On Tue, 18 Sep 2007 22:22:42 -0700 (PDT) Trent Piepho xyzzy@speakeasy.org wrote:
I'm not an expert on this chip by any means, but from looking at the code I think there are few things that could be fixed.
The reg_lock spinlock isn't acquired from the irq handler, as the handler doesn't use any of the indirect registers. I think this means that is isn't necessary to use the irq disabling versions of the spin_lock functions with reg_lock.
Normally, this is not true as at least counter registers are reloaded. This is not a case for the ad1848. However, quick test showed that playback is stopped from the irq handler if there is no more data (indirect register 9 write).
It does look like there is a different SMP race condition wrt the irq handler. From snd_ad1848_interrupt(): 578 if ((chip->mode & AD1848_MODE_PLAY) && chip->playback_substream && 579 (chip->mode & AD1848_MODE_RUNNING)) 580 snd_pcm_period_elapsed(chip->playback_substream);
Another CPU could close the substream between the check and the call to snd_pcm_period_elapsed(). snd_pcm_period_elapsed() could be called with either NULL or a stale substream pointer depending on how the code compiled. I'd think creating an irq spinlock would be an easy way to fix this. The irq handler would grab it, and the same with the open() and close() functions around the code that sets the substream pointers. Alternatively, one could disabled the irq handler during open and close.
I would not do this in the driver code. This should be handled in the alsa pcm layer and probably it is. At least the snd_pcm_period_elapsed() does locking and irq disabling. Could any alsa guru enlighten us on pcm open/close locking and interrupt disabling?
If it is handled in the pcm layer it is fixed for all drivers in one place.

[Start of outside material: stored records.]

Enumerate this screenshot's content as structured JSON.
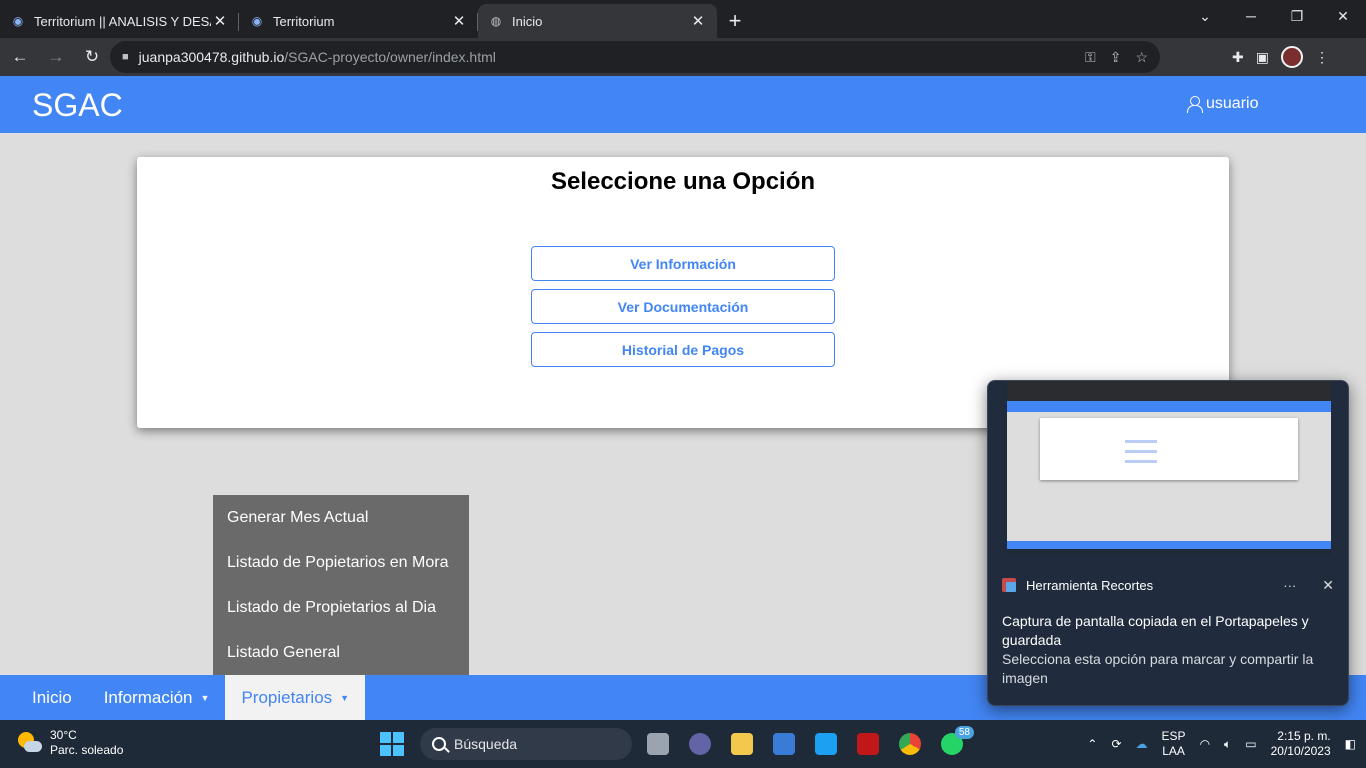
{
  "browser": {
    "tabs": [
      {
        "title": "Territorium || ANALISIS Y DESARR",
        "icon": "eye-icon",
        "active": false
      },
      {
        "title": "Territorium",
        "icon": "eye-icon",
        "active": false
      },
      {
        "title": "Inicio",
        "icon": "globe-icon",
        "active": true
      }
    ],
    "url_host": "juanpa300478.github.io",
    "url_path": "/SGAC-proyecto/owner/index.html"
  },
  "app": {
    "brand": "SGAC",
    "user_label": "usuario",
    "card_title": "Seleccione una Opción",
    "options": [
      "Ver Información",
      "Ver Documentación",
      "Historial de Pagos"
    ],
    "dropdown_items": [
      "Generar Mes Actual",
      "Listado de Popietarios en Mora",
      "Listado de Propietarios al Dia",
      "Listado General"
    ],
    "bottom_nav": [
      {
        "label": "Inicio",
        "caret": ""
      },
      {
        "label": "Información",
        "caret": "▼"
      },
      {
        "label": "Propietarios",
        "caret": "▼",
        "active": true
      }
    ],
    "accent_color": "#4285f4"
  },
  "toast": {
    "app_name": "Herramienta Recortes",
    "message": "Captura de pantalla copiada en el Portapapeles y guardada",
    "sub_message": "Selecciona esta opción para marcar y compartir la imagen"
  },
  "taskbar": {
    "temperature": "30°C",
    "weather": "Parc. soleado",
    "search_placeholder": "Búsqueda",
    "whatsapp_badge": "58",
    "lang_primary": "ESP",
    "lang_secondary": "LAA",
    "time": "2:15 p. m.",
    "date": "20/10/2023"
  }
}
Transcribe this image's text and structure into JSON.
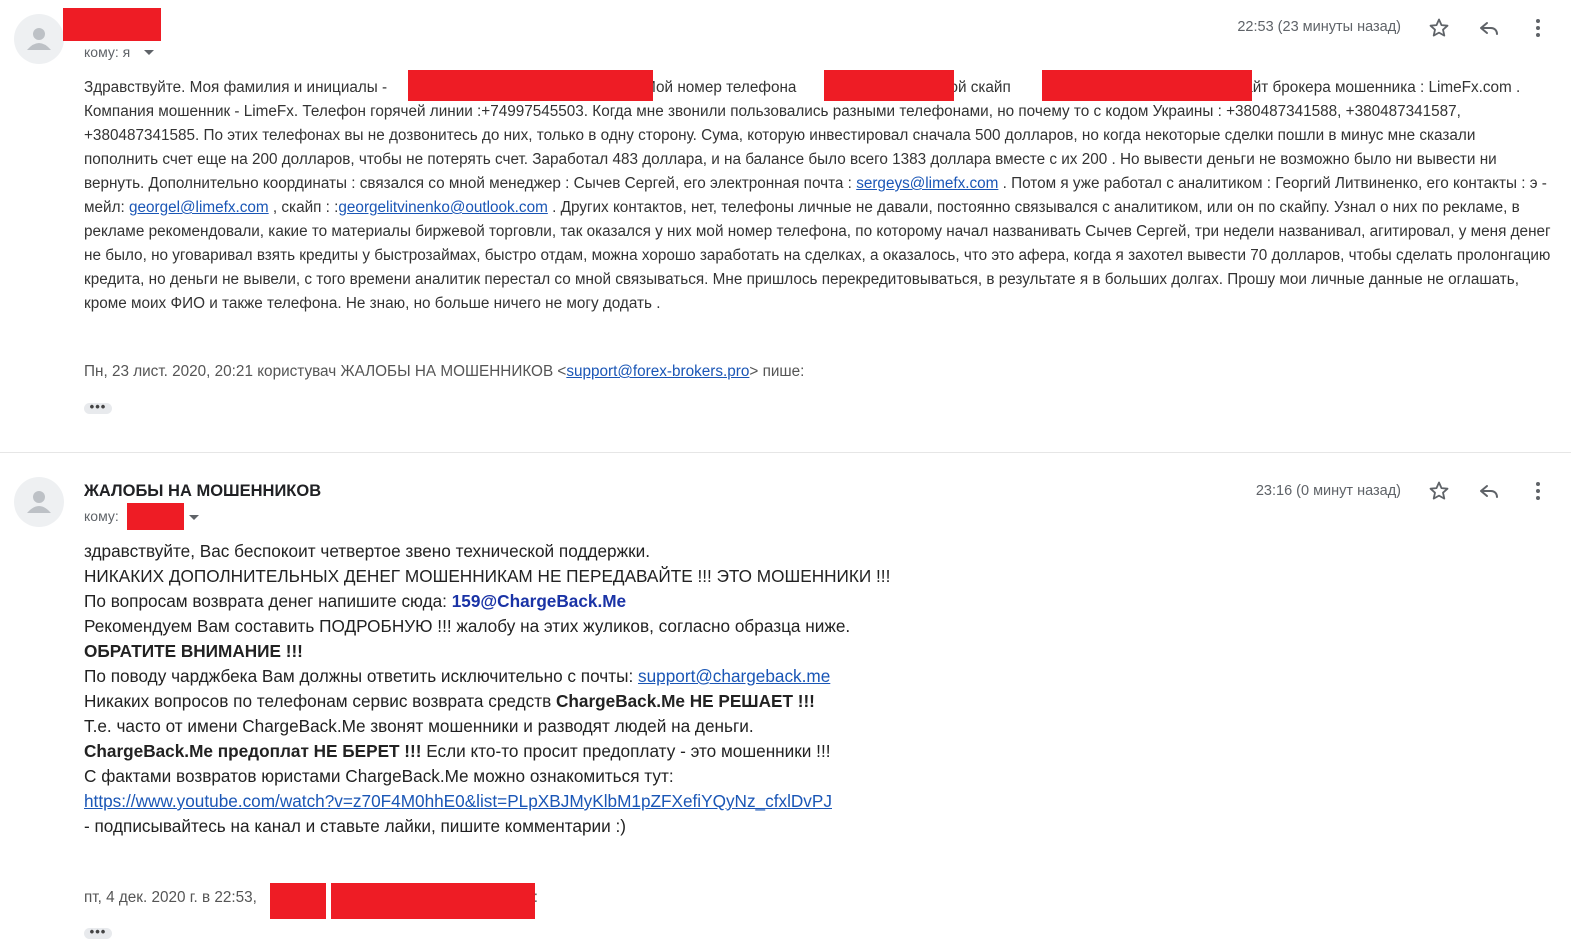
{
  "message1": {
    "to_label": "кому: я",
    "time": "22:53 (23 минуты назад)",
    "body": {
      "p1": "Здравствуйте. Моя фамилия и инициалы -",
      "p2": "Мой номер телефона",
      "p3": ", мой скайп",
      "p4": "Сайт брокера мошенника : LimeFx.com . Компания мошенник - LimeFx. Телефон горячей линии :+74997545503. Когда мне звонили пользовались разными телефонами, но почему то с кодом Украины : +380487341588, +380487341587, +380487341585. По этих телефонах вы не дозвонитесь до них, только в одну сторону. Сума, которую инвестировал сначала 500 долларов, но когда некоторые сделки пошли в минус мне сказали пополнить счет еще на 200 долларов, чтобы не потерять счет. Заработал 483 доллара, и на балансе было всего 1383 доллара вместе с их 200 . Но вывести деньги не возможно было ни вывести ни вернуть. Дополнительно координаты : связался со мной менеджер : Сычев Сергей, его электронная почта :",
      "link1": "sergeys@limefx.com",
      "p5": ". Потом я уже работал с аналитиком : Георгий Литвиненко, его контакты : э - мейл:",
      "link2": "georgel@limefx.com",
      "p6": ", скайп : :",
      "link3": "georgelitvinenko@outlook.com",
      "p7": ". Других контактов, нет, телефоны личные не давали, постоянно связывался с аналитиком, или он по скайпу. Узнал о них по рекламе, в рекламе рекомендовали, какие то материалы биржевой торговли, так оказался у них мой номер телефона, по которому начал названивать Сычев Сергей, три недели названивал, агитировал, у меня денег не было, но уговаривал взять кредиты у быстрозаймах, быстро отдам, можна хорошо заработать на сделках, а оказалось, что это афера, когда я захотел вывести 70 долларов, чтобы сделать пролонгацию кредита, но деньги не вывели, с того времени аналитик перестал со мной связываться. Мне пришлось перекредитовываться, в результате я в больших долгах. Прошу мои личные данные не оглашать, кроме моих ФИО и также телефона. Не знаю, но больше ничего не могу додать ."
    },
    "quote": {
      "prefix": "Пн, 23 лист. 2020, 20:21 користувач ЖАЛОБЫ НА МОШЕННИКОВ <",
      "email": "support@forex-brokers.pro",
      "suffix": "> пише:"
    },
    "ellipsis": "•••"
  },
  "message2": {
    "sender": "ЖАЛОБЫ НА МОШЕННИКОВ",
    "to_label": "кому:",
    "time": "23:16 (0 минут назад)",
    "lines": {
      "l1": "здравствуйте, Вас беспокоит четвертое звено технической поддержки.",
      "l2": "НИКАКИХ ДОПОЛНИТЕЛЬНЫХ ДЕНЕГ МОШЕННИКАМ НЕ ПЕРЕДАВАЙТЕ !!! ЭТО МОШЕННИКИ !!!",
      "l3_prefix": "По вопросам возврата денег напишите сюда: ",
      "l3_email": "159@ChargeBack.Me",
      "l4": "Рекомендуем Вам составить ПОДРОБНУЮ !!! жалобу на этих жуликов, согласно образца ниже.",
      "l5": "ОБРАТИТЕ ВНИМАНИЕ !!!",
      "l6_prefix": "По поводу чарджбека Вам должны ответить исключительно с почты: ",
      "l6_email": "support@chargeback.me",
      "l7_prefix": "Никаких вопросов по телефонам сервис возврата средств ",
      "l7_bold": "ChargeBack.Me НЕ РЕШАЕТ !!!",
      "l8": "Т.е. часто от имени ChargeBack.Me звонят мошенники и разводят людей на деньги.",
      "l9_bold": "ChargeBack.Me предоплат НЕ БЕРЕТ !!!",
      "l9_rest": " Если кто-то просит предоплату - это мошенники !!!",
      "l10": "С фактами возвратов юристами ChargeBack.Me можно ознакомиться тут:",
      "l11_link": "https://www.youtube.com/watch?v=z70F4M0hhE0&list=PLpXBJMyKlbM1pZFXefiYQyNz_cfxlDvPJ",
      "l12": " - подписывайтесь на канал и ставьте лайки, пишите комментарии :)"
    },
    "quote": {
      "prefix": "пт, 4 дек. 2020 г. в 22:53,",
      "suffix": ">:"
    },
    "ellipsis": "•••"
  },
  "colors": {
    "redaction": "#ee1c25",
    "link": "#1a56b6",
    "email_highlight": "#1a33a6",
    "muted_text": "#5f6368"
  },
  "icons": [
    "avatar-icon",
    "star-icon",
    "reply-icon",
    "more-vert-icon",
    "caret-down-icon"
  ]
}
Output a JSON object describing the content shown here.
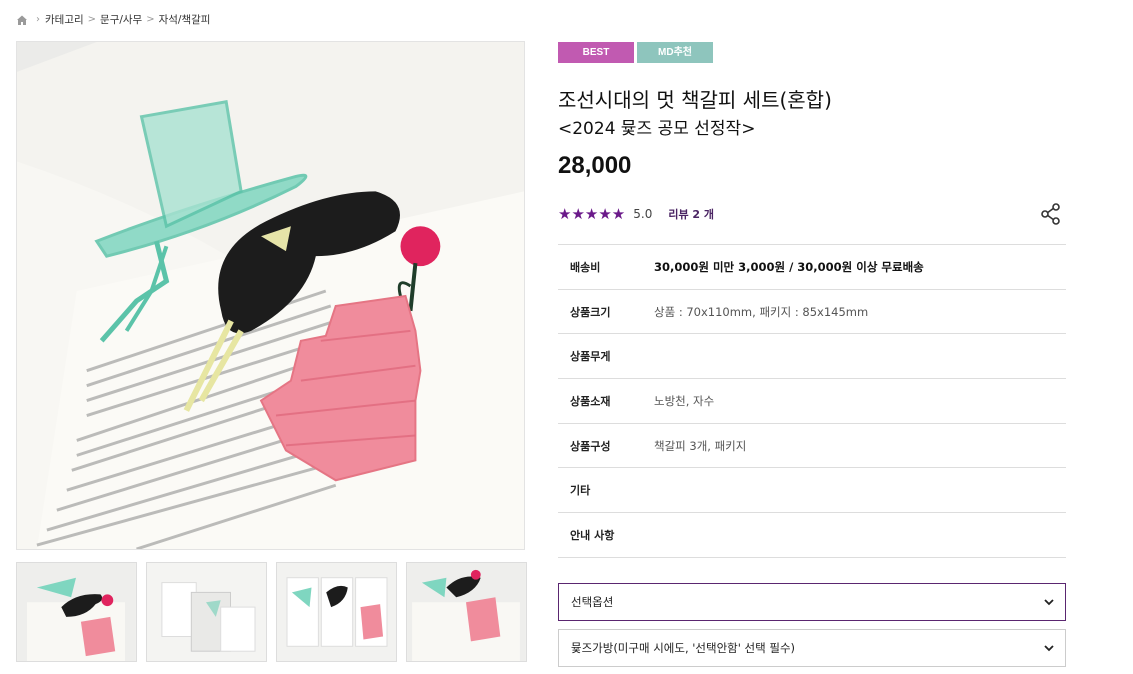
{
  "breadcrumb": {
    "items": [
      "카테고리",
      "문구/사무",
      "자석/책갈피"
    ],
    "separator": ">"
  },
  "badges": {
    "best": "BEST",
    "md": "MD추천"
  },
  "product": {
    "title": "조선시대의 멋 책갈피 세트(혼합)",
    "subtitle": "<2024 뮻즈 공모 선정작>",
    "price": "28,000",
    "stars": "★★★★★",
    "rating": "5.0",
    "review_link": "리뷰 2 개"
  },
  "info": [
    {
      "label": "배송비",
      "value": "30,000원 미만 3,000원 / 30,000원 이상 무료배송"
    },
    {
      "label": "상품크기",
      "value": "상품 : 70x110mm, 패키지 : 85x145mm"
    },
    {
      "label": "상품무게",
      "value": ""
    },
    {
      "label": "상품소재",
      "value": "노방천, 자수"
    },
    {
      "label": "상품구성",
      "value": "책갈피 3개, 패키지"
    },
    {
      "label": "기타",
      "value": ""
    },
    {
      "label": "안내 사항",
      "value": ""
    }
  ],
  "selects": {
    "option": "선택옵션",
    "bag": "뮻즈가방(미구매 시에도, '선택안함' 선택 필수)"
  },
  "colors": {
    "best_badge": "#c15ab1",
    "md_badge": "#8ec5bd",
    "stars": "#6b1a8a",
    "accent_border": "#5a2670"
  },
  "icons": {
    "home": "home-icon",
    "share": "share-icon",
    "chevron": "chevron-down-icon"
  }
}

I think there might also be problem with setting mixers controls during auto-calibration . While waiting for auto-calibration to finish, the chip isn't locked. If another thread tries to set the volume via the mixer interface, it won't be blocked and will try to talk to the chip during AC. The datasheet just says to wait for auto-calibration to finish, it doesn't say what happens if you don't. So maybe there isn't any problem here.
I would not do this until someone experience the problem. Otherwise, we will created the code to fix bugs which may not exist. Later, someone would try to simplify the code and nobody will remember why it was done.
The ad1848 calibrates only DAC/ADC so no mixer values are set. In the worst case, I expect some noise during auto-calibration, but I experience "pops" always during auto-calibration on the ad1848 (sc-6000 board). The only solution is to do the calibration only once during initialization than switch it off. Muting outputs does not help.